2. The camera exposure optimization method for monitoring physiological signals of claim 1, wherein, Determining the historical brightness values of the user's historical images includes: A face recognition algorithm is applied to the user's historical images to obtain the facial region; Several brightness statistics algorithms are applied to the facial region to obtain sub-brightness values of the facial region calculated by each of the several brightness statistics algorithms; The historical brightness value is obtained by weighting several of the aforementioned sub-brightness values.
3. The camera exposure optimization method for monitoring physiological signals of claim 1, wherein, Based on the historical exposure duration and the historical brightness value, a model is fitted to fit the relationship between exposure duration and brightness value, including: A linear fitting model of exposure duration and brightness value is obtained by fitting the historical exposure duration and the historical brightness value using the least squares method, and the linear fitting model is used as the relationship model.

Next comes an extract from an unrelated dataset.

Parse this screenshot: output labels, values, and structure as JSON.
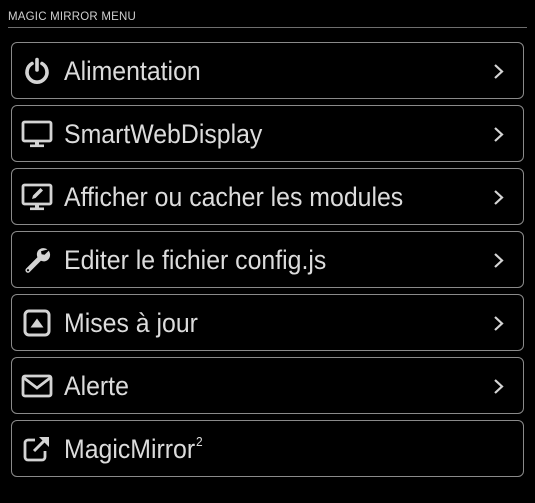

4. The camera exposure optimization method for monitoring a physiological signal according to any one of claims 1-3, characterized in that, The camera in question is a vehicle-mounted camera.
5. A terminal device, characterized by, The terminal device includes a memory, a processor, and a camera exposure optimization program for monitoring physiological signals stored in the memory and executable on the processor. When the processor executes the camera exposure optimization program for monitoring physiological signals, it implements the steps of the camera exposure optimization method for monitoring physiological signals as described in any one of claims 1-4.
6. A computer readable storage medium characterized by, The computer-readable storage medium stores a camera exposure optimization program for monitoring physiological signals. When the camera exposure optimization program for monitoring physiological signals is executed by a processor, it implements the steps of the camera exposure optimization method for monitoring physiological signals as described in any one of claims 1-4.